12. Further, in Mithilesh Singh v. Union of India &

Others2, relied on by the petitioner, the Supreme Court

held that remaining absent without proper intimation to

the authorities may lead to order of removal from service.

13. Reliance of the petitioner on General Manager,
Appellate Authority Bank of India & another v. Mohd.
Nizamuddin3 , in support of his contention that the
petitioner was not holding any responsible post, therefore
his absence has not caused any serious prejudice is not
relevant to the case on hand, as admittedly, the
petitioner was a Feeder Attendant in Production Unit. If
the Feeder Attendant remains absent, it may lead to loss
of production. Thus, the petitioner was holding a
responsible post. Accordingly, the punishment of removal
from was not disproportionate.

14. Further, reliance of the petitioner on State of
Rajasthan & another v. Mohd. Ayub Naz4, where the question
under consideration before the Supreme Court was that if a
government servant willfully remains absent for a period
of about three years, whether has a right to receive
monetary/retiral benefits, the Supreme Court held that
such a person has no right to receive monetary/retiral
benefits.

15. In State of Madhya Pradesh & Others v. Hazarilal5,

relied on by the petitioner, the Supreme Court observed as

under:

“7. By reason of the said provision,
thus, “the disciplinary authority has
been empowered to consider the
circumstances of the case where any
penalty is imposed on a government
servant on the ground of conduct
which has led to his conviction on a
criminal charge”, but the same would
not mean that irrespective of the
nature of the case in which he was
involved or the punishment which has
been imposed upon him, an order of
dismissal must be passed. Such a
construction, in our opinion, is not
warranted.”

16. Having regard to the facts situation of the case and

in view of the various pronouncements as aforestated, it

cannot be held that the willful absence of the petitioner

has not caused any damage or loss to the respondent No. 1.
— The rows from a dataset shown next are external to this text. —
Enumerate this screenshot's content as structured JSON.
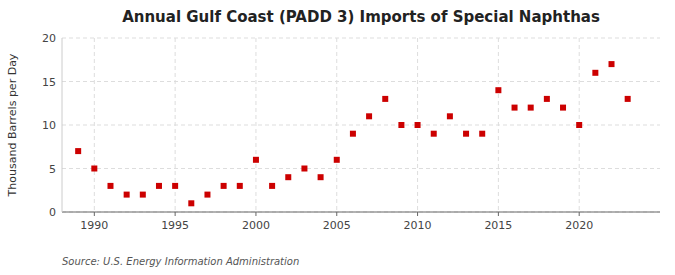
{
  "chart_data": {
    "type": "scatter",
    "title": "Annual Gulf Coast (PADD 3) Imports of Special Naphthas",
    "ylabel": "Thousand Barrels per Day",
    "source": "Source: U.S. Energy Information Administration",
    "x": [
      1989,
      1990,
      1991,
      1992,
      1993,
      1994,
      1995,
      1996,
      1997,
      1998,
      1999,
      2000,
      2001,
      2002,
      2003,
      2004,
      2005,
      2006,
      2007,
      2008,
      2009,
      2010,
      2011,
      2012,
      2013,
      2014,
      2015,
      2016,
      2017,
      2018,
      2019,
      2020,
      2021,
      2022,
      2023
    ],
    "values": [
      7,
      5,
      3,
      2,
      2,
      3,
      3,
      1,
      2,
      3,
      3,
      6,
      3,
      4,
      5,
      4,
      6,
      9,
      11,
      13,
      10,
      10,
      9,
      11,
      9,
      9,
      14,
      12,
      12,
      13,
      12,
      10,
      16,
      17,
      13
    ],
    "color": "#cc0000",
    "marker": "square",
    "xlim": [
      1988,
      2025
    ],
    "ylim": [
      0,
      20
    ],
    "xticks": [
      1990,
      1995,
      2000,
      2005,
      2010,
      2015,
      2020
    ],
    "yticks": [
      0,
      5,
      10,
      15,
      20
    ],
    "grid": true
  }
}
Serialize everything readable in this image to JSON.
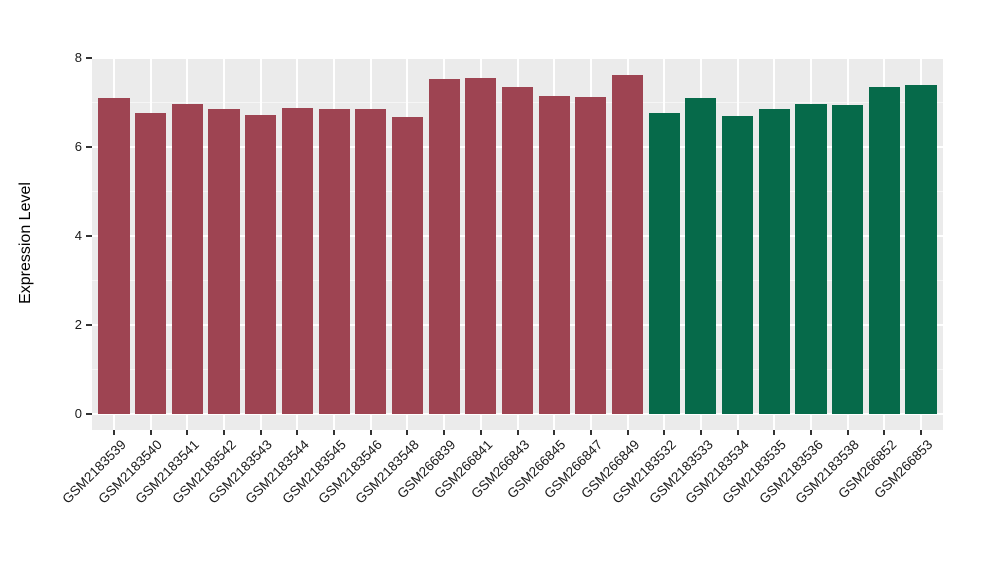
{
  "chart_data": {
    "type": "bar",
    "title": "",
    "xlabel": "",
    "ylabel": "Expression Level",
    "ylim": [
      -0.37,
      8.02
    ],
    "yticks": [
      0,
      2,
      4,
      6,
      8
    ],
    "yticks_minor": [
      1,
      3,
      5,
      7
    ],
    "legend_position": "none",
    "grid": "white major and minor gridlines on gray panel",
    "figure_bg": "#FFFFFF",
    "panel_bg": "#EBEBEB",
    "grid_color": "#FFFFFF",
    "tick_color": "#333333",
    "text_color": "#1A1A1A",
    "group_colors": {
      "group1": "#9E4452",
      "group2": "#066A4A"
    },
    "categories": [
      "GSM2183539",
      "GSM2183540",
      "GSM2183541",
      "GSM2183542",
      "GSM2183543",
      "GSM2183544",
      "GSM2183545",
      "GSM2183546",
      "GSM2183548",
      "GSM266839",
      "GSM266841",
      "GSM266843",
      "GSM266845",
      "GSM266847",
      "GSM266849",
      "GSM2183532",
      "GSM2183533",
      "GSM2183534",
      "GSM2183535",
      "GSM2183536",
      "GSM2183538",
      "GSM266852",
      "GSM266853"
    ],
    "values": [
      7.1,
      6.76,
      6.97,
      6.84,
      6.72,
      6.88,
      6.86,
      6.86,
      6.66,
      7.52,
      7.55,
      7.35,
      7.15,
      7.11,
      7.62,
      6.75,
      7.1,
      6.7,
      6.84,
      6.97,
      6.95,
      7.34,
      7.38
    ],
    "bar_groups": [
      "group1",
      "group1",
      "group1",
      "group1",
      "group1",
      "group1",
      "group1",
      "group1",
      "group1",
      "group1",
      "group1",
      "group1",
      "group1",
      "group1",
      "group1",
      "group2",
      "group2",
      "group2",
      "group2",
      "group2",
      "group2",
      "group2",
      "group2"
    ]
  }
}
The absence of 196 days from 1984 to 1985 was not the

first instance as even earlier also, the petitoner

remained absent for a period of 127 days from October,

1983 to May, 1984. Thus, the petitioner was a habitual

absentee. Some information to the employer does not grant

sanction to an employee to remain absent unauthorisedly,

without proper sanction of the employer. The Courts below

have not examined the fact of willful absence but on the

basis of documents and the facts produced before this

Court as well as before the Courts below, I have no

hesitation in holding that the petitioner remained

willfully unauthorisedly absent from service.

17. Thus, for the reasons stated hereinabove, the writ
petition fails and is accordingly dismissed.

18. There shall be no order asto costs.